Il se jeta contre la muraille. Ses griffes se plantèrent dans les aspérités de la pierre. Il grimpa avec agilité, mais se heurta à un puissant vent de face. Les esprits du bastion faisaient front contre lui. Alors il affûta sa haine, s'insinua parmi eux ; certains, plus réceptifs à la terreur, reculèrent. Mais il en restait toujours, indomptables, hargneux, puissants comme le sont ceux qui ont quelque chose à défendre.

Il hurla son impuissance, recula pour mieux frapper.

Abattre cette forteresse devint son seul horizon. Il en oubliait le but premier de son existence, revenir à la vie.

Seul, il n'arriverait à rien.

Pour réussir, il fallait disparaître.

Se donner en offrande à ses semblables, pour qu'ils deviennent plus puissants.

Il ne serait pas venu seul à cette idée. Mais les Sermanéens en avaient décidé ainsi. Depuis le retrait des dieux, les démons se multipliaient aux Confins, attirés par un Sol Finis toujours plus obscur et rétréci. Il ne leur manquait qu'un pacte pour les associer, un nom pour sceller ce pacte.

À moins...

À moins qu'il ne devienne lui-même la clef de voûte.

Dans ce cas, il gagnerait tout.

Il se repaît des plus faibles, des inconstants ; l'esprit qui persistait, celui-là est devenu le successeur.

Des loups à plusieurs têtes. Des reptiles liquides. Des yeux énormes, plantés sur de simples tiges, comme d'inquiétants boutons de roses. Des ailes volantes. Des araignées à deux pattes, traînant le reste de leur corps inutile. Il n'était pas deux démons semblables. Tous ceux-là ne méritaient rien. N'arriveraient à rien. Tous ceux-là lui étaient donnés pour réaliser son but.

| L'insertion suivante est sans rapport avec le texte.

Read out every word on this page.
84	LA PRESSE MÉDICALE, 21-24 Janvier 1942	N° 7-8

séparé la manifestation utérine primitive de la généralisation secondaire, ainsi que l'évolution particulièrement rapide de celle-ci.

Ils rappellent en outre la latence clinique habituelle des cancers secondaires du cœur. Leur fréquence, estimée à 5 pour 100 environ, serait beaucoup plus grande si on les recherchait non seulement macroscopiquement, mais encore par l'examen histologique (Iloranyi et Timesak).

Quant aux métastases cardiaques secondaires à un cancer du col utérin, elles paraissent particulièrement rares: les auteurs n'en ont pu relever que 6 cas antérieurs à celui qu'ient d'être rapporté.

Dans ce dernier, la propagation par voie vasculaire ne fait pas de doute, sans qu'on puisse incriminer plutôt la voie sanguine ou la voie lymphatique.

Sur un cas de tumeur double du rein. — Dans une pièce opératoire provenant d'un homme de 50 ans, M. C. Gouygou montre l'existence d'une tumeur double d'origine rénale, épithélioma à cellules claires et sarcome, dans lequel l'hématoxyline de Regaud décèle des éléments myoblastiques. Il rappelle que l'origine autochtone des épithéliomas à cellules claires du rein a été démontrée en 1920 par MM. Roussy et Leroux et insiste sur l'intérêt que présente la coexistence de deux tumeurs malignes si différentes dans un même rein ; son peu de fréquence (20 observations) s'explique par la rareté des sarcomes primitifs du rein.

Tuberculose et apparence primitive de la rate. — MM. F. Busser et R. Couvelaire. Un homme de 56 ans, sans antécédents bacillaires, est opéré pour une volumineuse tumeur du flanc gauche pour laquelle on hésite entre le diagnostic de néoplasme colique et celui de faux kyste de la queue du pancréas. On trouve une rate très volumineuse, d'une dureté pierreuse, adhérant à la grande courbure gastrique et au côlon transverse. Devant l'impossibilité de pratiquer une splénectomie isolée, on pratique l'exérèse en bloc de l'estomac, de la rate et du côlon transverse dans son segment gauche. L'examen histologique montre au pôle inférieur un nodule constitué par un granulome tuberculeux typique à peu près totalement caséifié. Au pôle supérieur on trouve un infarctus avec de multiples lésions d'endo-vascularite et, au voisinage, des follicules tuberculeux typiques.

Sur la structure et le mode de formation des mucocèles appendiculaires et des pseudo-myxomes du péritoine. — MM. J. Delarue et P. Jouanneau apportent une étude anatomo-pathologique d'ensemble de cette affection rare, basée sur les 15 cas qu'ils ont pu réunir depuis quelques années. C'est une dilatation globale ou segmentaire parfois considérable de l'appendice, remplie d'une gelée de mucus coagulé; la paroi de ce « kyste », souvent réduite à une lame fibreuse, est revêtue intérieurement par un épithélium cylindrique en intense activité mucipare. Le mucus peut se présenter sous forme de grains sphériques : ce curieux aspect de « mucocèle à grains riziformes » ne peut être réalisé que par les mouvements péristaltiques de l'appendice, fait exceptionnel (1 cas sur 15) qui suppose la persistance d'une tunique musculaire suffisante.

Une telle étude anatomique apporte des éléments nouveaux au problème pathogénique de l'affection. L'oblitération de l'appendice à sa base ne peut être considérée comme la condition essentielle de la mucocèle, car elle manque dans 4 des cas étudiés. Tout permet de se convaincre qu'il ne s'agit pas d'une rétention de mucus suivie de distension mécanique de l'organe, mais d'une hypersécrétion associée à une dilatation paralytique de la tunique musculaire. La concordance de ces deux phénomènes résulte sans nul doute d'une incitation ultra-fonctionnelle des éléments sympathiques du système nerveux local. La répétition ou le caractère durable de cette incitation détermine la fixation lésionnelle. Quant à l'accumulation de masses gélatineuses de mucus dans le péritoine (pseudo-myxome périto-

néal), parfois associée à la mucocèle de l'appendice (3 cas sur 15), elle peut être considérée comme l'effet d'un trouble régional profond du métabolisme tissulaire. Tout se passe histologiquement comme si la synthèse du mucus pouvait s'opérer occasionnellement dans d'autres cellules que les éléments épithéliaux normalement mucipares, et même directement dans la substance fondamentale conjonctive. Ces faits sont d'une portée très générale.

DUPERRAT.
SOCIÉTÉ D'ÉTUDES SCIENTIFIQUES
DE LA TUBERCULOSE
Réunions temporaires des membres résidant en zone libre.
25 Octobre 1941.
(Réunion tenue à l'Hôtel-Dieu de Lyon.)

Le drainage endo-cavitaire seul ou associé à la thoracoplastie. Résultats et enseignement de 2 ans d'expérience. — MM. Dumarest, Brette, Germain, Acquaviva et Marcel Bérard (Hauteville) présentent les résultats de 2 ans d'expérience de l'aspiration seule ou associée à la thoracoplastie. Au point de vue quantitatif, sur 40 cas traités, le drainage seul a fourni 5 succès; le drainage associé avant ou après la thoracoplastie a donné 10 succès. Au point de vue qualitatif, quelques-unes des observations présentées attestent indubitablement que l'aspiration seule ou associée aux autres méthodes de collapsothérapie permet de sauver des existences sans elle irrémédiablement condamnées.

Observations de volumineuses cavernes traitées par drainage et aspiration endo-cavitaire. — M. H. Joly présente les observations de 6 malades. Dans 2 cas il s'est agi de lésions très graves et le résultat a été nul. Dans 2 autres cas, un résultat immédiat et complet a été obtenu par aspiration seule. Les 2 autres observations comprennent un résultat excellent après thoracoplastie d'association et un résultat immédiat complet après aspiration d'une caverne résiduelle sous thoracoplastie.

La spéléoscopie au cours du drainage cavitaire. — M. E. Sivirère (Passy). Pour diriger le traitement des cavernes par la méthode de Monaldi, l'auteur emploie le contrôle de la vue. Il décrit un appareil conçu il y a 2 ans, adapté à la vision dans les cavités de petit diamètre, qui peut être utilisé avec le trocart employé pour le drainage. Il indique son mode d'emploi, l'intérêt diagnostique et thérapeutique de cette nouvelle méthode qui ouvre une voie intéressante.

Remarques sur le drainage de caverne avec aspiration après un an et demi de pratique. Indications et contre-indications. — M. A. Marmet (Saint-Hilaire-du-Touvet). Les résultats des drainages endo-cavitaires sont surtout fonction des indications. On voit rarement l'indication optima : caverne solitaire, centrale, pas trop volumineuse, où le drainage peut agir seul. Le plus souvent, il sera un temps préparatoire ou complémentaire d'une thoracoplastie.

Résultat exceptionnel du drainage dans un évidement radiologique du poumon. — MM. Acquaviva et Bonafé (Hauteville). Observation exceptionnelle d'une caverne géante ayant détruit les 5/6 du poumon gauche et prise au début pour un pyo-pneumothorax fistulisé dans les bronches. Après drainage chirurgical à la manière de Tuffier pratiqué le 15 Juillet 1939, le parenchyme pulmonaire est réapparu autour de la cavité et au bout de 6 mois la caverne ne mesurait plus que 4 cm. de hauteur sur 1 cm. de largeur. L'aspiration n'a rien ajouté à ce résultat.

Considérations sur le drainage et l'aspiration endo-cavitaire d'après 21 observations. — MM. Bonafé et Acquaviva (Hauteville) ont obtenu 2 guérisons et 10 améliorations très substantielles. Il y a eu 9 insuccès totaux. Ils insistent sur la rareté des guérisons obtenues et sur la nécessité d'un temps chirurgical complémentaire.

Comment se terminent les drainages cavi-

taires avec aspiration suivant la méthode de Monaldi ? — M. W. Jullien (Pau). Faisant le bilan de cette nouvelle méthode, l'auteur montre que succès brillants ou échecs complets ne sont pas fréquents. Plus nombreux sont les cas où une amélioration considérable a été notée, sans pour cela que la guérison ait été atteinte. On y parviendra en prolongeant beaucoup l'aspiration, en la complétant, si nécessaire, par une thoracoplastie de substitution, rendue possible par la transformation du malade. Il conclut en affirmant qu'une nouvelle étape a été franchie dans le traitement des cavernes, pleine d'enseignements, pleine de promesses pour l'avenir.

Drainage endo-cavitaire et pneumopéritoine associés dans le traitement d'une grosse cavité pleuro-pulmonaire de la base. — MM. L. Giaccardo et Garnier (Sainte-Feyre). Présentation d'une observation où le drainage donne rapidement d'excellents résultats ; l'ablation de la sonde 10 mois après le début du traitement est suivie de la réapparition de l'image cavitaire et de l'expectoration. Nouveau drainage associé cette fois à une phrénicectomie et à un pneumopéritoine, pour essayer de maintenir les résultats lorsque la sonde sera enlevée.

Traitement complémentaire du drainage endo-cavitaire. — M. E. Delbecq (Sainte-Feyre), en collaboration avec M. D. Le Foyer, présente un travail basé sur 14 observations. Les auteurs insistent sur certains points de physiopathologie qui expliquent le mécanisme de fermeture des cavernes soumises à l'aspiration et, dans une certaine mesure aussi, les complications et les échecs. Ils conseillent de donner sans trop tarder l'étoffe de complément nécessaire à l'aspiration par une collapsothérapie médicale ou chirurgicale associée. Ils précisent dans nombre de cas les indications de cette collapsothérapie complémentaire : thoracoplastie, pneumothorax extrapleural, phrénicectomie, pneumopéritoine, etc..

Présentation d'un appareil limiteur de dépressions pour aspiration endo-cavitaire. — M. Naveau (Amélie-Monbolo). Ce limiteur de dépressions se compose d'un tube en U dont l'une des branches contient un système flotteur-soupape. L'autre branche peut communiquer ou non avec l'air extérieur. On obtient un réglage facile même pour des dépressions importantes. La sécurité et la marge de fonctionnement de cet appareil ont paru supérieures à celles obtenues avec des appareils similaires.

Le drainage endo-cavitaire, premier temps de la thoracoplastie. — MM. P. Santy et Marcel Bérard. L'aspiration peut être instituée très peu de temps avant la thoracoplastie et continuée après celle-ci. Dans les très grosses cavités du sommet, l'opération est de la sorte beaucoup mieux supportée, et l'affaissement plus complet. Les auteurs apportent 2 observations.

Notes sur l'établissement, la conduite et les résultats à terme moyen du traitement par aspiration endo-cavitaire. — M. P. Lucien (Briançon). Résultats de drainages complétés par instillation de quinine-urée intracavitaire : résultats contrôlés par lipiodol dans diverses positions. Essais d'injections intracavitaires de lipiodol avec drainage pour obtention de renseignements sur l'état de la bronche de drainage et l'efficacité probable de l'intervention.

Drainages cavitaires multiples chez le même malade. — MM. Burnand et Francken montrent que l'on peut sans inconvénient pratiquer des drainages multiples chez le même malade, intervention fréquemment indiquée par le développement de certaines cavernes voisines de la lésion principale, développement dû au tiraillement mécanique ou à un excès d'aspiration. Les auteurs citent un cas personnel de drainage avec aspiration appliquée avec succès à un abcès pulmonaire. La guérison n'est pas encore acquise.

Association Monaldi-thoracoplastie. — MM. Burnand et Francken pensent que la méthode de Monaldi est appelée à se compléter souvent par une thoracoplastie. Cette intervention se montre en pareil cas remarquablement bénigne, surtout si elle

Les crocs grincèrent contre les armures. Les os se brisèrent. Les chairs astrales se déchirèrent. Les yeux éclatèrent. Il mordit, écrasa, croqua à pleines dents dans ces fruits pourris. Il ne leur devait rien. Il agissait comme on avait toujours agi avec lui, rendait la souffrance qu'on lui avait toujours infligée. Il grossissait. Il devenait plus fort et conscient de sa force.

À cet être impossible, il ne manquait plus qu'une seule chose. Un nom.

Il chercha longuement parmi les débris de ses semblables. Il lui semblait que les démons étaient parvenus à voler un nom, une ou plusieurs fois. Mieux encore. C'était lui qui avait procédé au larcin, un jour de gloire, assurément. Mais il n'avait pas pu s'enorgueillir de ce nom ; il n'avait pas pu l'apposer sur son être, car il n'était pas encore complet.

Le voilà, mon nom, songea-t-il, en se saisissant du sésame.

Il était désormais une non-vie parfaite. Un miroir total de cette citadelle-monde.

Il était...

Non, je suis.

Je suis désormais le deuxième Fléau.